Technically there are three games in the series all of which are based on the legendary true-to-life samurai, Miyamoto Musashi. The first game is almost unknown outside of Japan since it was never released in the West. That would be Musashi no Boken in 1990 for the Famicom.
The second, or first depending on how one wants to count, was Brave Fencer Musashi for the PS1 in 1998. Lastly there was Musashi: Samurai Legend in 2005 for the PS2. The first was more of a traditional turn-based RPG whereas the other two were action oriented.
6 Parasite Eve
Parasite Eve has a strange history due to licensing issues. The first game was released in 1998 while the second debuted in 1999, both of which were for the PS1. Those were still under the licenses of the book on which the RPGs were based. However, Square Enix sort of made a reboot/sequel by changing the name to The 3rd Birthday, which was a 2010 PSP game. It featured the same heroine, Aya Brea, but changed many aspects of the story in order to avoid legal trouble.
5 Valkyrie Profile
Valkyrie Profile graced the PS1 in 1999. The final game was Valkyrie Profile: Covenant of the Plume, which was a 2008 DS title. Technically there is a fourth game, recently in fact, which is Valkyrie Anatomia: The Origin, but as we said, the intro phone games shouldn’t really count. While Square Enix doesn’t seem interested in the property for consoles, there is a spiritual successor in the works: Indivisible. It’s being made from the team that worked on Skull Girls and features a similar RPG battle system.

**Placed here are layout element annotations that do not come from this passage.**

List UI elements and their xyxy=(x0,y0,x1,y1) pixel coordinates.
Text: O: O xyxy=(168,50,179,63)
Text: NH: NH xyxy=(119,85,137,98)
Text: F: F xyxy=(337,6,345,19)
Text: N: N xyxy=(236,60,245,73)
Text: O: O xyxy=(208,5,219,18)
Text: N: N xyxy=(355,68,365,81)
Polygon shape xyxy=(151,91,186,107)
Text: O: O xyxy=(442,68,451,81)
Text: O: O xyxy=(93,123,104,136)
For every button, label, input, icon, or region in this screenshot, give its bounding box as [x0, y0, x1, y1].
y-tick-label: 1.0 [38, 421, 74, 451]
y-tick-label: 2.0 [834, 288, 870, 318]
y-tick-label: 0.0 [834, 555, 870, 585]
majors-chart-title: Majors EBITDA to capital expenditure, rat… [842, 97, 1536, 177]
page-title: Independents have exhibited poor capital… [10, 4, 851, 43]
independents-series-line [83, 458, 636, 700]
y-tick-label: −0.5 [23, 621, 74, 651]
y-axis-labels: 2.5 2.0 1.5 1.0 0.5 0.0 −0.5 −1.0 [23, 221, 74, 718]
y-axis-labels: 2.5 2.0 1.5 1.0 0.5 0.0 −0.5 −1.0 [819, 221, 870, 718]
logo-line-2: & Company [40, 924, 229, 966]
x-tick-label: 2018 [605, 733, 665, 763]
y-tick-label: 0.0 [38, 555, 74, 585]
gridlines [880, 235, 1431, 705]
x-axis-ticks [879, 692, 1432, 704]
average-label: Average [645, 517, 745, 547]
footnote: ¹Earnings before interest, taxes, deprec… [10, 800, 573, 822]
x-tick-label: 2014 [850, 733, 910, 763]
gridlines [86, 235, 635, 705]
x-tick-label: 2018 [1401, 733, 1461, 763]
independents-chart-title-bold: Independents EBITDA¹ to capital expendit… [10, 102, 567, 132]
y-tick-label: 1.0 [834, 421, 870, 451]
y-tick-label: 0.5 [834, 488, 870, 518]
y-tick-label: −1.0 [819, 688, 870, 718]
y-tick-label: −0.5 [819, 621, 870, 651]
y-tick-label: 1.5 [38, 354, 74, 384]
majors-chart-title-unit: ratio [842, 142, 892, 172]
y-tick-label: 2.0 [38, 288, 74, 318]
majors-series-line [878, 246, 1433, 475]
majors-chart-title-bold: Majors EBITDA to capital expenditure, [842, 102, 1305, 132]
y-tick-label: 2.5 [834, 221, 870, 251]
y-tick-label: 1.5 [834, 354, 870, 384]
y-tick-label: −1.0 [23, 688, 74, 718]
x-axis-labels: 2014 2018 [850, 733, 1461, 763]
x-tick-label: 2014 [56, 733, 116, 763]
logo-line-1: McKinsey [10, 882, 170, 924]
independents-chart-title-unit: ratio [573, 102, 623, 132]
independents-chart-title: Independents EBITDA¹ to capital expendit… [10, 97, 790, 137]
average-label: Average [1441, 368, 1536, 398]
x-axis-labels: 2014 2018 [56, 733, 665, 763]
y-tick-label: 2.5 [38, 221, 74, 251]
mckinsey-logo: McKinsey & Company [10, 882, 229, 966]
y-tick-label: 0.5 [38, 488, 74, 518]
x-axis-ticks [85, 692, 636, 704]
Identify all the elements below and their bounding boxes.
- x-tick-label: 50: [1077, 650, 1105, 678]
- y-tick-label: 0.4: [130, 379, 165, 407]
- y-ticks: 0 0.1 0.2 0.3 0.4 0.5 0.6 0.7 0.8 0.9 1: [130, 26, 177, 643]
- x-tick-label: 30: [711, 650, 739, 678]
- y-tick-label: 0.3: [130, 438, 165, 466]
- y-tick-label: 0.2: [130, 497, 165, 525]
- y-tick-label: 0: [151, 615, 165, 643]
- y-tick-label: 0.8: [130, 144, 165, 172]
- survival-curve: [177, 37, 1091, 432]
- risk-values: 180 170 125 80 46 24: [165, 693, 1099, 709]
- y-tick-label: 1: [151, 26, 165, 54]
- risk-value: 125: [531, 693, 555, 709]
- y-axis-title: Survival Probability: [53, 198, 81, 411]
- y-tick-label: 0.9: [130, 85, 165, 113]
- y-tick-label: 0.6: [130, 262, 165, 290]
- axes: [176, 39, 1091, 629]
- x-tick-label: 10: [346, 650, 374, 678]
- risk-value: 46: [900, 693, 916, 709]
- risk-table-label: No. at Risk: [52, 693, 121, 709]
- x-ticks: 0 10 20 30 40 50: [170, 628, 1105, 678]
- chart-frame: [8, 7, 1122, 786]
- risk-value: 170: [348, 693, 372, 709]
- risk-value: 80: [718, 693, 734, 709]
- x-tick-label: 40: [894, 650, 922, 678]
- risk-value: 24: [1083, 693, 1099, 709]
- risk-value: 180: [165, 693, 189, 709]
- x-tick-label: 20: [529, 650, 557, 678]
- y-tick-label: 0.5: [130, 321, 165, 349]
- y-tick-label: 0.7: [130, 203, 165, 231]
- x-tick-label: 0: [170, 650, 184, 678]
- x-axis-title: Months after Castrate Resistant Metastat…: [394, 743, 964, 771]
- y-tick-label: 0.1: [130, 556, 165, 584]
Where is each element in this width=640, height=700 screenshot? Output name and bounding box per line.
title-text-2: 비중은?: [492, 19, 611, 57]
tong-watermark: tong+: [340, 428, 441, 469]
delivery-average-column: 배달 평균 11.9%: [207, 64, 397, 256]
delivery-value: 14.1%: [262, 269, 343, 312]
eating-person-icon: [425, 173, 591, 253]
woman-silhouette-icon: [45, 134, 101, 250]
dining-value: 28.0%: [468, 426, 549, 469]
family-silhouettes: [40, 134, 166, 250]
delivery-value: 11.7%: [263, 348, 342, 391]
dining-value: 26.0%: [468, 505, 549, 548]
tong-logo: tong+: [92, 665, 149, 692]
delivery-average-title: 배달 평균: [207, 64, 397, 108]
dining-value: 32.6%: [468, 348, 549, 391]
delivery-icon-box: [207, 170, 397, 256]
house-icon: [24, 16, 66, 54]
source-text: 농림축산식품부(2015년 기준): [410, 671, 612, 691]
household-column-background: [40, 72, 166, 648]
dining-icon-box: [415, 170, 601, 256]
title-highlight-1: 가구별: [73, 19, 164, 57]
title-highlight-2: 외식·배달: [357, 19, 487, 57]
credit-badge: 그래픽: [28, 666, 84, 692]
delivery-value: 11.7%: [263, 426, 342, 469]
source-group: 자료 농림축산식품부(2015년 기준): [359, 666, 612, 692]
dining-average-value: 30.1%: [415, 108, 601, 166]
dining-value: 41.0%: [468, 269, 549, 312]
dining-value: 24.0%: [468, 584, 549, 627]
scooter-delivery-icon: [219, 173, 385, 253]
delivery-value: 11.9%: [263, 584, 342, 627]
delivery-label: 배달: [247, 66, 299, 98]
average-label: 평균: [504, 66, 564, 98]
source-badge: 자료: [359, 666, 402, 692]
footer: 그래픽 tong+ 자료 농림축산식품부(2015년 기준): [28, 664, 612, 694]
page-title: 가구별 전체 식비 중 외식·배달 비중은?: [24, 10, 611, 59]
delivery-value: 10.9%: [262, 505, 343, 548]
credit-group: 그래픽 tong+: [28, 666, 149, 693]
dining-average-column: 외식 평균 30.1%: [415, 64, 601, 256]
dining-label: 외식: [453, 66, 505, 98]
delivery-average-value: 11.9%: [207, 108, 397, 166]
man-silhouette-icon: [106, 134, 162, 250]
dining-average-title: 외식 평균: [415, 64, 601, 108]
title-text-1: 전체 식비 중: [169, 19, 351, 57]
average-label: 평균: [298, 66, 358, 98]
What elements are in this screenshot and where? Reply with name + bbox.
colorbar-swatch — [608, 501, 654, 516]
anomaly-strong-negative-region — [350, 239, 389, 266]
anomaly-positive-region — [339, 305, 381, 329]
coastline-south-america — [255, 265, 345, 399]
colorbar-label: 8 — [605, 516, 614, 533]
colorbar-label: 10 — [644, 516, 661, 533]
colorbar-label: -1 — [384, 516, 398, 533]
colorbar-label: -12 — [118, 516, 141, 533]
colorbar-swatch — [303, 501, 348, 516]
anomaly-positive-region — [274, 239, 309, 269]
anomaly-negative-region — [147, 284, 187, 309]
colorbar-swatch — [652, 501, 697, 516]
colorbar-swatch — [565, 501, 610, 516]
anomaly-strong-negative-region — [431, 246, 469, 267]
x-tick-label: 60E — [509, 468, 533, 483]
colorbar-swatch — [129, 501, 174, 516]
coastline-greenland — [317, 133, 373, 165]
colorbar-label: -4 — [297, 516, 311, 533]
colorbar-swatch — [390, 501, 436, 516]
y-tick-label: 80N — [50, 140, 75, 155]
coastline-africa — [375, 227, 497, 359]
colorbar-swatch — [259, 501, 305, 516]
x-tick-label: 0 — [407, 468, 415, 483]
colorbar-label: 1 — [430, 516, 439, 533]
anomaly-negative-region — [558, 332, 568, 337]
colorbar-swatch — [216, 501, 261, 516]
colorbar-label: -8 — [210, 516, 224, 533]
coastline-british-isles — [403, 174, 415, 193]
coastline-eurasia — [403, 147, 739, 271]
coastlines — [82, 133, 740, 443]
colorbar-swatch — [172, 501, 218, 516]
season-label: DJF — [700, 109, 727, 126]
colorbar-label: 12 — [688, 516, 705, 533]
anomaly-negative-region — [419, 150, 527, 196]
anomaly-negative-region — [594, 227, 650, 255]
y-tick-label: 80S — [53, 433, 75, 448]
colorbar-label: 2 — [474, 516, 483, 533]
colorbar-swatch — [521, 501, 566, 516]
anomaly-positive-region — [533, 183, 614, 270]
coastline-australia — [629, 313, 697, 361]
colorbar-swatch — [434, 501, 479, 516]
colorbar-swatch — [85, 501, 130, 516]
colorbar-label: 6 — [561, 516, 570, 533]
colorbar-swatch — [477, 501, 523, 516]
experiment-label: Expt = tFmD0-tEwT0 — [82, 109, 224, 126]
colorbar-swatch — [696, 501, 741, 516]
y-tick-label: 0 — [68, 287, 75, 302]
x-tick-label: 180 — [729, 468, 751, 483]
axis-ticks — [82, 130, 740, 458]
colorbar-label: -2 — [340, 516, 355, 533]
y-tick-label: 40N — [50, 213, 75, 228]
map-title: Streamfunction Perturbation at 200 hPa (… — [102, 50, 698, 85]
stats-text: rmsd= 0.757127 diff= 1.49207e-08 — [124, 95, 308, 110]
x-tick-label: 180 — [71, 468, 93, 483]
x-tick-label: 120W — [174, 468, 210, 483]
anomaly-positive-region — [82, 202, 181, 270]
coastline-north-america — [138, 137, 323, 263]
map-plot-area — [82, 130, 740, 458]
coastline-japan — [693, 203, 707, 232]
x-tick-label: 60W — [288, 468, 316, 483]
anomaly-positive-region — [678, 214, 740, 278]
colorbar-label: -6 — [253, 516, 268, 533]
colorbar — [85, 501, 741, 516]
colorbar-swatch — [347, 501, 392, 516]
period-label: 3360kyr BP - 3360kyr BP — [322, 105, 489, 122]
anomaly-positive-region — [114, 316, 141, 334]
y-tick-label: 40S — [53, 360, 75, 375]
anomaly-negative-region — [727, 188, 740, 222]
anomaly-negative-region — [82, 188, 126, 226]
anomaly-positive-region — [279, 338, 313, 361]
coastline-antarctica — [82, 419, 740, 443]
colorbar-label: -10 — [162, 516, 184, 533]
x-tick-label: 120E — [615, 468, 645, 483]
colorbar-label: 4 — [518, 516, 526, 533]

Ogre Battle: The March of the Black Queen rallied onto the SNES in 1993. The last game, Tactics Ogre: Let Us Cling Together, was remade and released for the PSP in 2010.
If we don’t want to count that, then the last full-on sequel was Tactics Ogre: The Knight of Lodis, which was a 2001 Game Boy Advance title. If one likes Final Fantasy Tactics then those last two games in particular will feel right at home.
Gex, yes that Gex, is a Square Enix product now thanks to their acquisition of Crystal Dynamics. The first game was released in 1995 for the 3DO, PS1, and Sega Saturn. The final game, Gex 3: Deep Cover Gecko, launched for the PS1, N64, and Game Boy Color in 1999. It, like many mascot platformers of the '90s, tried to out-platform Super Mario 64. Among the dozens, Gex may be toward the bottom. At the very least, he is not on the level of Bubsy.
ActRaiser made its godly debut on the SNES in 1990. The second and final game, ActRaiser 2, also released for the SNES, but in 1993. While Square Enix has abandoned the franchise after its original console, there are those that tried to carry on the action platformer/sim hybrid. Just this year Sega published a game called SolSeraph. So if ActRaiser was a game one wished would come back, there are now options.
1 Final Fantasy Tactics
Yes, it may be redundant to put this on here since we also included Tactics Ogre. Both series are almost one and the same. On top of that, Final Fantasy gets pumped out, and will get pumped out, until the end of time. That is their cash cow. However, Final Fantasy Tactics is a franchise within a franchise, so let’s count it anyway because the world deserves more tactical love. Just to be thorough, the first game was released for the PS1 in 1997. The last title was Final Fantasy Tactics A2: Grimoire of the Rift for the DS in 2007. That is all to say it has been far, far too long.